By Adam C. Harris and Karen S. Park of Schulte Roth & Zabel LLP
A recent decision from the Bankruptcy Court for the Southern District of New York provides guidance on the “fair and equitable” requirement as it relates to secured creditors in a so-called “cramdown plan.” Section 1129(b) of the Bankruptcy Code provides the means by which a Chapter 11 debtor may obtain confirmation of a plan of reorganization over the objection of a dissenting class of creditors, including secured creditors. To cram down a plan on a class of secured creditors, the plan must be “fair and equitable” to that class. One way to meet the “fair and equitable” requirement is to provide that the secured creditors retain their liens and receive deferred cash payments having a present value equal to the allowed amount of their secured claims.
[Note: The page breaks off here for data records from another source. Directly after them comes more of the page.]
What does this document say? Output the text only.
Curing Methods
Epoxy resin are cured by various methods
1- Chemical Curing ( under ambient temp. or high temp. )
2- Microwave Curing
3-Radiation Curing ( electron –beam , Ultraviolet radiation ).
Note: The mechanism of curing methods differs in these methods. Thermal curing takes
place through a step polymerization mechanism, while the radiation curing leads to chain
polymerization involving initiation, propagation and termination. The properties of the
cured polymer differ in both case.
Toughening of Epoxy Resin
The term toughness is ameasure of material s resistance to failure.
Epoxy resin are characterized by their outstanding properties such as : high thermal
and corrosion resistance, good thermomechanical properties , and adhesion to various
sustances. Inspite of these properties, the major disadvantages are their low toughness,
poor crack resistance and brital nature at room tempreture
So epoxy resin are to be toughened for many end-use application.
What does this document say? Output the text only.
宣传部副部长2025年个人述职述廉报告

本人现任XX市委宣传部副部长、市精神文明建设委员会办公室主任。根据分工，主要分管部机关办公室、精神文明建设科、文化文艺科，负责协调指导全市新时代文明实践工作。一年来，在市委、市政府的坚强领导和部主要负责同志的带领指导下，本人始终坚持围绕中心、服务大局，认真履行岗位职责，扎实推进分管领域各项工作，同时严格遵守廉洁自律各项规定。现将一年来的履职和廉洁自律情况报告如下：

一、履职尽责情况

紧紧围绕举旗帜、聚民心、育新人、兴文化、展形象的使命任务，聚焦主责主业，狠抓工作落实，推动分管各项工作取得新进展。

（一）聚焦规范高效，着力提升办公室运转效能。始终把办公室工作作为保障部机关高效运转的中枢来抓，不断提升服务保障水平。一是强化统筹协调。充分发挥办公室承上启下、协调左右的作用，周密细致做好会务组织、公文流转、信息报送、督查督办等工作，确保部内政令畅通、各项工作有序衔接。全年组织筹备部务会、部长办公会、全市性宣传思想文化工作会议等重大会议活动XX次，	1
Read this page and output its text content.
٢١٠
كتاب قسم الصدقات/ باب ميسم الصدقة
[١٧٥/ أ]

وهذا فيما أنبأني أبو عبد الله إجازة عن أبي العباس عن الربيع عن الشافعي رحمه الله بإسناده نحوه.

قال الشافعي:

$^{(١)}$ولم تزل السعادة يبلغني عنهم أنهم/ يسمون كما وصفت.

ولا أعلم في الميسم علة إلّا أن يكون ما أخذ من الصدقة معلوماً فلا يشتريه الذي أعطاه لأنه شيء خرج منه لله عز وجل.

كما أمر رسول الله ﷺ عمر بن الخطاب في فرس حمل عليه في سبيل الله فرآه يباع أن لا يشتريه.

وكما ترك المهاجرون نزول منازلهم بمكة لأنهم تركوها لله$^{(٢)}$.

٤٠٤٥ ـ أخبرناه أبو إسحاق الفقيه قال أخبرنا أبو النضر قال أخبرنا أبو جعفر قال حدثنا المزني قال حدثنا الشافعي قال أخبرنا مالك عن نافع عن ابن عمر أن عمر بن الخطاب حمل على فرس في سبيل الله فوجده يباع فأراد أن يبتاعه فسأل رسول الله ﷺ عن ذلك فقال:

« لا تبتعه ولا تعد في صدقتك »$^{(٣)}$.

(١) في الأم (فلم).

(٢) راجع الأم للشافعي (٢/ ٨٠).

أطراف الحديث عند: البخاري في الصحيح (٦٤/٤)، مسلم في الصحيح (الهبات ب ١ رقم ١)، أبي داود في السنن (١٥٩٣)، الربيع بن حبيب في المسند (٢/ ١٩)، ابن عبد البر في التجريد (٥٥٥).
In In re MPM Silcones LLC, 2014 WL 4436335 (Bankr. S.D.N.Y. Sept. 9, 2014), the Bankruptcy Court held that the interest rates on secured claims in a “fair and equitable plan” should be derived using a formula that starts with a “risk free” Treasury rate for similar duration instruments, and adds a risk premium generally in the range of 1%-3%. Importantly, the Bankruptcy Court rejected the objecting secured credtiors’ arguments that the interest rates should be based on the market, i.e., the rates that would be charged to the same debtor entity for a loan having the same terms and duration by a third party lender.
The Bankruptcy Court’s ruling has been appealed. If upheld, the decision could have far-reaching implications for distressed debt investors as well as on the availability and pricing of capital for borrowers.